La grandezza di Primo Levi come testimone della Shoah e interprete del cuore nero del Novecento non viene scalfita. E la storia della Resistenza si riduce a una cronaca minuta di eventi, a un elenco di personaggi, senza mai incidere sui nodi del dibattito storiografico che si è consolidato intorno a quelle vicende. Proprio i mesi studiati da Luzzatto sono decisivi, ad esempio, per svelare il "mistero" del passaggio dall’esiguità della cospirazione antifascista negli anni del regime alle attive minoranze di massa protagoniste della lotta partigiana. All’interpretazione di chi ha rivendicato il peso decisivo assunto dai partiti nell’organizzazione delle prime bande, se ne è contrapposta un’altra che ha insistito sulla spontaneità di quegli esordi resistenziali, sottolineando il peso delle scelte individuali che avevano accompagnato la decisione di prendere le armi e andare in montagna. La piccola banda di Levi era il frutto di questa spontaneità, dell’improvvisazione di chi doveva "inventare" da zero la lotta armata, sfidando uno dei più potenti eserciti del mondo. Senza un adeguato contesto interpretativo, i partigiani di Primo Levi appaiono solo come degli ingenui sprovveduti e la casistica proposta da Luzzatto resta muta: a un episodio se ne può opporre un altro, di segno opposto, allora, quando la Resistenza stava per nascere, e dopo, quando nella resa dei conti del 25 aprile, per ogni fascista ammazzato ce ne fu uno risparmiato; e i secondi superarono di gran lunga i primi.

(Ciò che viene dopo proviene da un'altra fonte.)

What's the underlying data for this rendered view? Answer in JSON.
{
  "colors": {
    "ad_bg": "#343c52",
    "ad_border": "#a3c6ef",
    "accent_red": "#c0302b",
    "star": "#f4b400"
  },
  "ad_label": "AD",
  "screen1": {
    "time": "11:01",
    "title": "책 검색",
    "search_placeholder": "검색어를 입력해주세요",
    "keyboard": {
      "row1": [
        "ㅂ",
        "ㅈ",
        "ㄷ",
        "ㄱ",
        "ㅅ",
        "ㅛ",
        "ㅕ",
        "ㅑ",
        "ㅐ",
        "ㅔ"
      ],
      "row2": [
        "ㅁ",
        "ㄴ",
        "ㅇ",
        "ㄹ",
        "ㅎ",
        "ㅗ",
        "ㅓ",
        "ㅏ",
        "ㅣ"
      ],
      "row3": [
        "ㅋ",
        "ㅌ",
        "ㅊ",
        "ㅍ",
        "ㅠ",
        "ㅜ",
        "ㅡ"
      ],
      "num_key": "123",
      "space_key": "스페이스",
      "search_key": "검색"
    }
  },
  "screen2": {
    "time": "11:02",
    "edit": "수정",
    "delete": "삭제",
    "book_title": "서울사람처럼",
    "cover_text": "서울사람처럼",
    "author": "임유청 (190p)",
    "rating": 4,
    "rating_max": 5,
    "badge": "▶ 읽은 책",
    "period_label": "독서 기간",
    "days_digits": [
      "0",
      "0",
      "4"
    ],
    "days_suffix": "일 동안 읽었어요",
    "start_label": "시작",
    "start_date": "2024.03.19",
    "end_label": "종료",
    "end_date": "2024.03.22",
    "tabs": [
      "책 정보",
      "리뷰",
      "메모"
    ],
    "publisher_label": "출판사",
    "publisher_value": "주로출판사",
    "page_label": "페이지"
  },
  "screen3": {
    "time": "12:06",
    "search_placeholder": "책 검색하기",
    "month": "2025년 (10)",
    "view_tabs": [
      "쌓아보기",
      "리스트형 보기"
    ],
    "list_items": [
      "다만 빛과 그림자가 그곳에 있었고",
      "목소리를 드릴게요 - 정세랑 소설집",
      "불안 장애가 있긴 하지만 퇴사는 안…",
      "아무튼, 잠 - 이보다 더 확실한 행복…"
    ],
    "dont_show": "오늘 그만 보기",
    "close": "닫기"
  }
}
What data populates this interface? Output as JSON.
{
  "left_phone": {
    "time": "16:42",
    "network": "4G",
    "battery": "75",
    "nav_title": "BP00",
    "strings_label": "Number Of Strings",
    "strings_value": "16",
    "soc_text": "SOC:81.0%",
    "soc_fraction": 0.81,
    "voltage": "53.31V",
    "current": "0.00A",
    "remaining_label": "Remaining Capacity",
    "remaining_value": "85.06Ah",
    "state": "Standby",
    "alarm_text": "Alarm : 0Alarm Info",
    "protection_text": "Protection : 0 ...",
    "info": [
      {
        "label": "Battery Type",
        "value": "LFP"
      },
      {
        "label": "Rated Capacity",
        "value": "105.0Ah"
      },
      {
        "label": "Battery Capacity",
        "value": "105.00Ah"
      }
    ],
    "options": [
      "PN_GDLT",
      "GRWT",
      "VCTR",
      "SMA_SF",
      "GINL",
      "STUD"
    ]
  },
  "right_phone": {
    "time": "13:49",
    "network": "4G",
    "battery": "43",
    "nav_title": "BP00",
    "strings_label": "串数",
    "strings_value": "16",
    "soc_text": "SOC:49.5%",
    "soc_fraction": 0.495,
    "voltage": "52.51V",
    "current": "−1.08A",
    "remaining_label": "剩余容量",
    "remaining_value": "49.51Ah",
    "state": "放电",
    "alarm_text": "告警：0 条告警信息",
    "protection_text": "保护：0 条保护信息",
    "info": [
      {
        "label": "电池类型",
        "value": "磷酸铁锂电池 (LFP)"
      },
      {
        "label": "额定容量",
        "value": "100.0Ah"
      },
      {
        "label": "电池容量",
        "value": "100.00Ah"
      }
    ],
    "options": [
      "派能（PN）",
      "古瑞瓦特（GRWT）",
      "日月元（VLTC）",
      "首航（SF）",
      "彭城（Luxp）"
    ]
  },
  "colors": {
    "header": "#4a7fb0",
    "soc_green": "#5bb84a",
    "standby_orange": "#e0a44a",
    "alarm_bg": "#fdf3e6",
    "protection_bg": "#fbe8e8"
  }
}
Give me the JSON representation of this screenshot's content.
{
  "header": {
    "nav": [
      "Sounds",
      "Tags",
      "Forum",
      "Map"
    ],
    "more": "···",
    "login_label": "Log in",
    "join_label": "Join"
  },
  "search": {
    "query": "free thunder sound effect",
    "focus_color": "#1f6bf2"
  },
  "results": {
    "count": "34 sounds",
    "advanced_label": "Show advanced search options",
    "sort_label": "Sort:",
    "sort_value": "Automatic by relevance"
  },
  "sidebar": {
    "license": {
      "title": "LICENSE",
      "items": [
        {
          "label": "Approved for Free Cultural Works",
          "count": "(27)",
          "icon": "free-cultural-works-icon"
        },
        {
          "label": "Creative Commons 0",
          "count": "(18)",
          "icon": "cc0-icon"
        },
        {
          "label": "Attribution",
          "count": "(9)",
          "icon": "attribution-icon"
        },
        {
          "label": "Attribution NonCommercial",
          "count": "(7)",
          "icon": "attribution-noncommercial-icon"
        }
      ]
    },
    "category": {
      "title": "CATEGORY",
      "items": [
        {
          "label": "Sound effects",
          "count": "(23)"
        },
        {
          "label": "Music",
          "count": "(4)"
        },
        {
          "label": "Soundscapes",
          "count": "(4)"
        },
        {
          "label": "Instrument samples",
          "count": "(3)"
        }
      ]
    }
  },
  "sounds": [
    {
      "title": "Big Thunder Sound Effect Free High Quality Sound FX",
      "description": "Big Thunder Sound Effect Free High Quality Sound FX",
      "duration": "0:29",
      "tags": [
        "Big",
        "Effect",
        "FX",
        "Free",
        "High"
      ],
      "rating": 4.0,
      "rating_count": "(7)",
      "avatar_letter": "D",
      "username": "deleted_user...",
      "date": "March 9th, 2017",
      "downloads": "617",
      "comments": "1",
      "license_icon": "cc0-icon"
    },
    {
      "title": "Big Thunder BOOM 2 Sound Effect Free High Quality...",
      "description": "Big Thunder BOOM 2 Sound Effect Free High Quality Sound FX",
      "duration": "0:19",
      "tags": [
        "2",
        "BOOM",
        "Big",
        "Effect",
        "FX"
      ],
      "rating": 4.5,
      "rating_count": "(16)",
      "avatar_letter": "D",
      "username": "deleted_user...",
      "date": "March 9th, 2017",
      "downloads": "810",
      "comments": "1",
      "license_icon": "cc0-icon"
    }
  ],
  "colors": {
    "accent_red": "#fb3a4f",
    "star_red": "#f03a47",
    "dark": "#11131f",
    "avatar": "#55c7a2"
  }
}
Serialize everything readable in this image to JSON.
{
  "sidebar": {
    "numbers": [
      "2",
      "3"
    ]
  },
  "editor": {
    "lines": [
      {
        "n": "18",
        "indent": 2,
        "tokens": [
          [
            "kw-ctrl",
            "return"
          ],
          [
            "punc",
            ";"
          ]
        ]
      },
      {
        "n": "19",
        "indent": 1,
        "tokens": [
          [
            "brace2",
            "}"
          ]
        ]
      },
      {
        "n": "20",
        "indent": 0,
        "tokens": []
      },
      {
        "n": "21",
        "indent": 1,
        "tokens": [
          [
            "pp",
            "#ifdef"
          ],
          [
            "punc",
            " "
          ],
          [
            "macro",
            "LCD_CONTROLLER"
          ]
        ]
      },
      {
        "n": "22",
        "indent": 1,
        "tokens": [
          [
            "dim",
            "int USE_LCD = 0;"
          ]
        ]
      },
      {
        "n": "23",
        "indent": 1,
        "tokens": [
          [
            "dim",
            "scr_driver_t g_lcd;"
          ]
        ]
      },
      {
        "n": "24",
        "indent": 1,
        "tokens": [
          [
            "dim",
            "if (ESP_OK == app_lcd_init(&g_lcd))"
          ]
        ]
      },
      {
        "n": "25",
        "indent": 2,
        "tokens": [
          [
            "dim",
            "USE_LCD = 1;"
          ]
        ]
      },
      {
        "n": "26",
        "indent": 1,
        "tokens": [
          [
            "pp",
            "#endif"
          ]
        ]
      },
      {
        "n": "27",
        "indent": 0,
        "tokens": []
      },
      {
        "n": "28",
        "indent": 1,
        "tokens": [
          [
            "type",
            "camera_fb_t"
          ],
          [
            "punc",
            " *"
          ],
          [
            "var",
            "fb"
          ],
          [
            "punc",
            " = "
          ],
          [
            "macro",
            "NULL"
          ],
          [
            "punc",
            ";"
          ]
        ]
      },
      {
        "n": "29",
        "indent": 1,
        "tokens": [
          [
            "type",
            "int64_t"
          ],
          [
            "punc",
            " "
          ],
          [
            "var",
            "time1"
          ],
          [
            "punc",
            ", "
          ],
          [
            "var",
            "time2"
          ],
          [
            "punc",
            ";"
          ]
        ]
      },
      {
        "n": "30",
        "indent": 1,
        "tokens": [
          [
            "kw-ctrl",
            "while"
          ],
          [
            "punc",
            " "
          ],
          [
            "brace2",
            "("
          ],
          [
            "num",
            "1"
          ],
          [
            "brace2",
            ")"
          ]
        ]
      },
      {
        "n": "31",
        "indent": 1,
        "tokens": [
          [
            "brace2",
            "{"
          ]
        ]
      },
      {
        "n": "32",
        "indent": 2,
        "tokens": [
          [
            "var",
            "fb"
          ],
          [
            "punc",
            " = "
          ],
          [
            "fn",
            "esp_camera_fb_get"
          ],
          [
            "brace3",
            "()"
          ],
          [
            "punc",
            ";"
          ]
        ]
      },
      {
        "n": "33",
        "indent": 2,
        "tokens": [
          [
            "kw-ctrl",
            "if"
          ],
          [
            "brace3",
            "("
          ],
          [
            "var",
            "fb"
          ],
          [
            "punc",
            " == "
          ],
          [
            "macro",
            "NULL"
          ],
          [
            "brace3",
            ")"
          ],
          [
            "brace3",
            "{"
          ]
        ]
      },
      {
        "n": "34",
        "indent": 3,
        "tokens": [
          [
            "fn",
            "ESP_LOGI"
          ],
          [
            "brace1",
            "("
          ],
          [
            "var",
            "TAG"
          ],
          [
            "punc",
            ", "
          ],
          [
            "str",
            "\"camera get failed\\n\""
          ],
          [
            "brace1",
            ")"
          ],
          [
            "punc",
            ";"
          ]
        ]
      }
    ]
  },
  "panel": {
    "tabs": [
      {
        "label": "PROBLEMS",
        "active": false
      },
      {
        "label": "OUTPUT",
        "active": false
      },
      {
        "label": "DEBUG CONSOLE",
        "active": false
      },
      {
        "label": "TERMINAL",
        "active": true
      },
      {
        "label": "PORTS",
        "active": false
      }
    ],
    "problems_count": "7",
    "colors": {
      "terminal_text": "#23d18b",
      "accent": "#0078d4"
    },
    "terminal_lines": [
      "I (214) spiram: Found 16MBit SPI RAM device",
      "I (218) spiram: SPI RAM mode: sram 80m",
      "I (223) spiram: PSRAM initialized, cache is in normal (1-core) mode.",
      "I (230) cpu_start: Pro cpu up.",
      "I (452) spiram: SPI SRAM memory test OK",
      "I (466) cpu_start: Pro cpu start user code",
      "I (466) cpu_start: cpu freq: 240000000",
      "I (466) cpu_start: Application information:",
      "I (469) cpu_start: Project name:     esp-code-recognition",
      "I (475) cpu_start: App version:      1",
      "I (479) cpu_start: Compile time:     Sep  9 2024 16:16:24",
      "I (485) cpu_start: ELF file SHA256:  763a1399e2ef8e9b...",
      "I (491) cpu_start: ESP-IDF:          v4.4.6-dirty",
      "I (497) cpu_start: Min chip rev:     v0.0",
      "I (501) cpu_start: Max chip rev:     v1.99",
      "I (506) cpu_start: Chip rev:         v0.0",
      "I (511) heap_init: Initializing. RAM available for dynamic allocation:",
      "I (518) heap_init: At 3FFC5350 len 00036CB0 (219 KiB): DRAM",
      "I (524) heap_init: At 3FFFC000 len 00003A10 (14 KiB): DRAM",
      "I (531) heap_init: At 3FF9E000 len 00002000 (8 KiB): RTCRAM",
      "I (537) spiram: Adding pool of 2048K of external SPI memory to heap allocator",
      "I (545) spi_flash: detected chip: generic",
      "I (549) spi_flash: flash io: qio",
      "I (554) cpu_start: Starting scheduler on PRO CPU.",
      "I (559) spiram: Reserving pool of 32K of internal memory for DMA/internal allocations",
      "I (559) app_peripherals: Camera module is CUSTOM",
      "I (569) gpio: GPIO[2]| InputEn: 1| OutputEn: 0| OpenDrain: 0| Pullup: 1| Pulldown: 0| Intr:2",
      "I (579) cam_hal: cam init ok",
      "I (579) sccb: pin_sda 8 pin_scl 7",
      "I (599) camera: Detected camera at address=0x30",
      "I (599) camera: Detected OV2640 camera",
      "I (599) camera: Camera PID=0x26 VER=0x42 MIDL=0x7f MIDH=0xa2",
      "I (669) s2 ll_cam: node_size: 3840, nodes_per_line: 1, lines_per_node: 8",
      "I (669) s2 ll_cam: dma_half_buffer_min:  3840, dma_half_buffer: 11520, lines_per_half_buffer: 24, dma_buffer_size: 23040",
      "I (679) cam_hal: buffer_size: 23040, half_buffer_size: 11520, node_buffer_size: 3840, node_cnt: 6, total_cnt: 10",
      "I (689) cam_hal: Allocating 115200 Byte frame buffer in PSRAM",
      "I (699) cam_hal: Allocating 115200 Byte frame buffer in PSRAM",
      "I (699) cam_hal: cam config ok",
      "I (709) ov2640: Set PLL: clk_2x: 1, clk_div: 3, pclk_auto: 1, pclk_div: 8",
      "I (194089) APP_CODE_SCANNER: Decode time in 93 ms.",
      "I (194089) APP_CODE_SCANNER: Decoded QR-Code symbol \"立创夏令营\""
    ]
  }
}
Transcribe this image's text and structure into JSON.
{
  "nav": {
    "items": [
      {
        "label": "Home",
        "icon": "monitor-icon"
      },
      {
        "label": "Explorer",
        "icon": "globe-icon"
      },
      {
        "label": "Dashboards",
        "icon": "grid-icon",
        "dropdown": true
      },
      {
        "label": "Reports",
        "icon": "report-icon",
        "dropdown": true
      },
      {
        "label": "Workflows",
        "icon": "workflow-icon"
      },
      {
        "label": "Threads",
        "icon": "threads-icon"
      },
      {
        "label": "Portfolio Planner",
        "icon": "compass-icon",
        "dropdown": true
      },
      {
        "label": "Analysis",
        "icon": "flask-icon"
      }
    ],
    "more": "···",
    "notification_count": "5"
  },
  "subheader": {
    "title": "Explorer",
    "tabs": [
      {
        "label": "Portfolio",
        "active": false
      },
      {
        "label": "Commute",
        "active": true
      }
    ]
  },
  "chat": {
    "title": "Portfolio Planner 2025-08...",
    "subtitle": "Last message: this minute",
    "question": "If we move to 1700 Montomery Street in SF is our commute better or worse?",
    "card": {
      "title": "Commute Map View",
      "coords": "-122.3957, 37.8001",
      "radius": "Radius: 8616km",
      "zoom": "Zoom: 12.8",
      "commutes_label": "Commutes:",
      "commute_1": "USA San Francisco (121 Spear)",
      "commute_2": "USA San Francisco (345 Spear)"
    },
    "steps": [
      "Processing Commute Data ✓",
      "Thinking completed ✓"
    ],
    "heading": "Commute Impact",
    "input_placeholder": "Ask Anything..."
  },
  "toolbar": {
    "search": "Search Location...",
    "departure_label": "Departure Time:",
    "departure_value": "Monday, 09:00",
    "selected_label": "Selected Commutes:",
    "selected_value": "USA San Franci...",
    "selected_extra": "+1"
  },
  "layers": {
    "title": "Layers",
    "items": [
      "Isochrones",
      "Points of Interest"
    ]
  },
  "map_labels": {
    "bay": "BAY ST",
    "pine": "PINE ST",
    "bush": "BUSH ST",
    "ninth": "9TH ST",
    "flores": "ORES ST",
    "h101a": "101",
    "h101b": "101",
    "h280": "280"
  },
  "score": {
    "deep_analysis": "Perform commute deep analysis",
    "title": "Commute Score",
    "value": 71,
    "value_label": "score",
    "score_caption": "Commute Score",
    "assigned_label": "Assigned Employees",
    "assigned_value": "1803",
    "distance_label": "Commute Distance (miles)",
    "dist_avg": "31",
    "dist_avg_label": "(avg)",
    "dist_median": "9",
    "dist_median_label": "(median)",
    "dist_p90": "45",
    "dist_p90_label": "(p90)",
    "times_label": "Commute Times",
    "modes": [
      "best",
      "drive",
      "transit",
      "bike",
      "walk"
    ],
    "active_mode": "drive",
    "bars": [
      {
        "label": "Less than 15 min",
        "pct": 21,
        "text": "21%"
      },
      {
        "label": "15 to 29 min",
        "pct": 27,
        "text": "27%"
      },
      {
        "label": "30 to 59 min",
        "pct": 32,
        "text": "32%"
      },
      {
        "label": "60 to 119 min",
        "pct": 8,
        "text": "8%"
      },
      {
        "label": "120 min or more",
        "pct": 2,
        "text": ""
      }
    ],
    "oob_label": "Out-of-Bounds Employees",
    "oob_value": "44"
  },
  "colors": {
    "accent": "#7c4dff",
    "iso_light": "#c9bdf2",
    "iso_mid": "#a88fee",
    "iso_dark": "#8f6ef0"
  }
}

Con qualche ironia Luzzatto si dilunga sull’unica impresa partigiana di Primo Levi, il recupero di una pistola, una sola pistola. Ma quell’episodio può essere moltiplicato per mille e chi ha studiato la Resistenza sa la sua importanza in una fase in cui i partigiani avevano un disperato bisogno di armarsi: chi era in grado di farlo, assaliva le caserme dei carabinieri e dei presidi fascisti, si impadroniva delle armi abbandonate dall’esercito dopo l’8 settembre; gli altri si arrangiavano come potevano. Fu così per tutti i primi mesi, quando, in attesa dei lanci degli alleati, quella del recupero delle armi fu l’attività prevalente delle bande.
In questo suo essere prigioniero della cronaca è stata ravvisata una certa somiglianza con il "revisionismo" di Giampaolo Pansa. Ci sono nel libro altri elementi in questo senso: i ricordi di Pansa bambino ( che costituiscono l’incipit dei suoi volumi dedicati prima alla Repubblica di Salò poi alla Resistenza) si specchiano in quelli di Luzzatto bambino che danno origine alla sua ossessione per la lotta partigiana e che sono messi all’inizio anche del suo libro; come Pansa, Luzzatto si fa accompagnare nelle sue ricerche e negli incontri con i testimoni da una giovane studiosa con cui dialoga per rendere più efficace il racconto. Ma Luzzatto non è Pansa. Il suo cipiglio accademico resta quello dello storico, così come l’imponenza dei suoi apparati critici e il suo scrupolo filologico. E il suo pubblico non potrà mai essere quello di Pansa. È un pubblico che non ama i libri irrisolti; li vuole schierati e con tutte le certezze che si annidano negli stereotipi e nei luoghi comuni.